The gunman, a full-time member of the Royal Irish Regiment, was the father of the twins, but the couple lived apart. The chain of events began on Saturday night, when the couple met in a local club and had a row.

Anderson was ejected from the club and Ms Blair later went home with a female friend and two men they had met at the club. Already in the house were Ms Blair's brother and his girlfriend, who had been baby-sitting, while the four children - the twin girls and two boys, aged one and two - were upstairs asleep.

In the early hours of yesterday it appears Anderson telephoned the house and threatened to kill everyone in it. At this point police were called to the house. They spent half an hour talking to those inside, then left to try to trace the RIR soldier.

A complicating factor arose at this stage when a mob of about 30 loyalist youths from the Tiger Bay district burst through the peaceline and attacked homes and cars owned by Catholics near by. Windows in houses and cars were smashed.

About 20 minutes after the police had left Ms Blair's home Anderson arrived there, kicking open a door and shooting her in the face. Apparently believing that she was dead, he then killed William Doherty, 28, and Paul Martin, 33, before shooting himself. The other adults and the children in the house were unhurt.

A relative of Ms Blair's said: "They seemed to be getting on OK, but he had been on the telephone threatening to shoot her. Nobody can take it in. There might have been far more dead. He must have gone crazy. He kicked the door in and that was that. It's a nightmare."

One neighbour said that police could have done more to avert the tragedy, but the relative said: "There is no point in blaming the police. They did what they had to do, but somehow at the back of your mind you wonder if there was nothing else which might have stopped this."
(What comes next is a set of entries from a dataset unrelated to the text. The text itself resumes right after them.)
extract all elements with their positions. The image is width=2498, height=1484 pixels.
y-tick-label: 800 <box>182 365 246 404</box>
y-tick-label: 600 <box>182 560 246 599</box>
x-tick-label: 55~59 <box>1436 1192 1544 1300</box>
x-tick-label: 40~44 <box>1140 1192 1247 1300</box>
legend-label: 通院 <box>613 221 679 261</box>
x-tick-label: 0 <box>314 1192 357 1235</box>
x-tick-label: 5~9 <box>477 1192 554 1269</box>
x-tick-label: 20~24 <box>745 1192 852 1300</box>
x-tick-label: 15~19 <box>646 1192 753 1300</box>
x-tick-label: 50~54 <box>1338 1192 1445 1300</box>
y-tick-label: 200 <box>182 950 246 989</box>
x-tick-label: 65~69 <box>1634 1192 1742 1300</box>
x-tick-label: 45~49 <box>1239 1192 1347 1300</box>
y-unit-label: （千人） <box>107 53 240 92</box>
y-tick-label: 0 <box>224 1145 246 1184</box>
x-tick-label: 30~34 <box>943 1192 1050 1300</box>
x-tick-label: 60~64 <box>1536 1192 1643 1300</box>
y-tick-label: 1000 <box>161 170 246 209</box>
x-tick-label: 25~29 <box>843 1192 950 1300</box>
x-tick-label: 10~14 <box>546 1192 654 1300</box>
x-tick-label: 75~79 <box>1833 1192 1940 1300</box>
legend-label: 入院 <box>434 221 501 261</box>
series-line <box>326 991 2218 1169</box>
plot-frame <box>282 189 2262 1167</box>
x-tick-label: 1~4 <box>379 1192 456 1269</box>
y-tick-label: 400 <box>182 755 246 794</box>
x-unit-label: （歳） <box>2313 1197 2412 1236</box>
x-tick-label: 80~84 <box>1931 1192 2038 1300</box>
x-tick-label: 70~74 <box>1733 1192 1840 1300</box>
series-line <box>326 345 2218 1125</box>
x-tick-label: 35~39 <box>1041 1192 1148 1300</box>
Sharon Remwick, a neighbour, said: "Everybody is stunned, just dazed. The girl was devoted to her children. She moved in just before Easter ... We knew the boyfriend didn't live there, but he called every so often. It's such a shame, and you have to feel for the poor children."

The Royal Ulster Constabulary said: "After spending more than half-an- hour with the occupant, and having given her specific advice, the officers returned to the station and took immediate steps to try and trace the man and to make other inquiries. The man was not at the house at any stage when the police were present. Inquiries were still under way when he arrived at the home with the tragic results we all now know."